Jan van Vliet (April 11, 1622 - March 18, 1666), also known as Janus Ulitius, was one of the 17th-century pioneers of Germanic philology.

== Biography ==
Van Vliet was probably born in Middelburg, but grew up in The Hague. From 1637 to about 1641 he studied at Leiden University, where he read first classics and then law. After completing his studies, he went on a grand tour, travelling in Britain and France, where he collected material for his first publication, the Venatio novantiqua (1645), an edition of Latin poetry on the subject of hunting. He also kept a diary of his travels, which testifies to his having been fluent in six languages at the time.

On his return to the Netherlands in 1643, Van Vliet began to practice as a lawyer, and the following year he married. His legal career was not a great success, and after some years he left the capital and took up residence in Breda. Here he achieved some measure of prosperity, ultimately becoming the town registrar under the patronage of the house of Orange.

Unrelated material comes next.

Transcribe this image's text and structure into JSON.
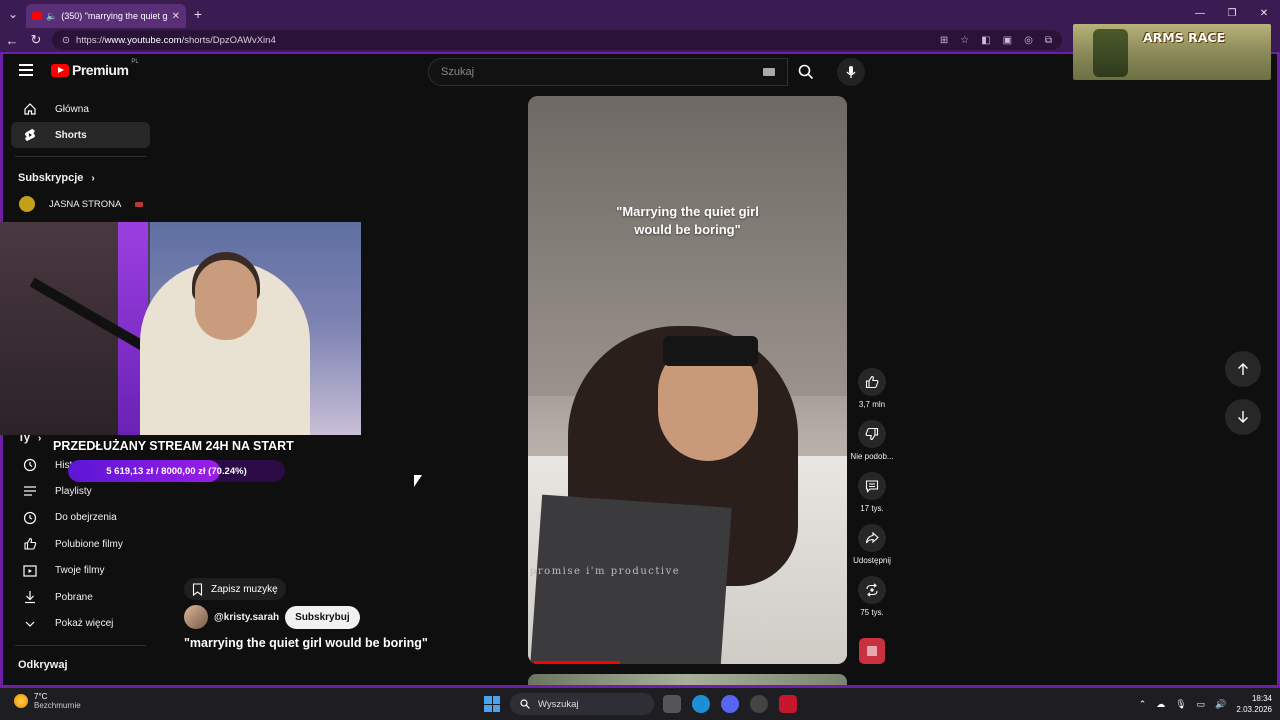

In the 1650s, his two great interests, ancient languages and the history of the Netherlands, led him to begin to study the histories of first the Dutch language, and then the Germanic languages in general. This was not a popular field of study at the time, the historical languages deemed most worthy of academic attention being Greek, Latin, and Hebrew. This shift in interests led to some tension between Van Vliet and several of his old friends, who were not best pleased to see a man they esteemed as a Latinist turn to study lesser things; a letter survives from Nicholas Heinsius, who had been a fellow student at Leiden, addressed "to Vlitius, the authority on antiquities both barbarian and scholarly", a veiled criticism which appears not to have gone unnoticed. Despite this tacit disapproval, however, Van Vliet began to study ancient books and manuscripts in various Germanic languages, including English.

It was in 1659 that he began to correspond regularly with his more famous contemporary Franciscus Junius, who was then resident in England, but visiting the Netherlands frequently. Their common interest in the study and collection of manuscripts led them to become firm friends, and Van Vliet appears to have made considerable use of Junius' library in his studies in his final years.

Van Vliet died in Breda in March 1666. He had run up considerable debts towards the end of his life, and as a result many of his possessions were auctioned at The Hague to pay these off; these included his library, which according to the auction catalogue contained some 1,249 books, including eight manuscripts. At least one of these was purchased by Junius: this was the unique manuscript of the Ormulum. It is as the first known owner of this manuscript in modern times that Van Vliet is primarily remembered today.

==Notes==
1. "Vlitio antiquitatis utriusque, tam barbaræ quam eruditæ, peritissimo". Quoted by Holt (1878:lv).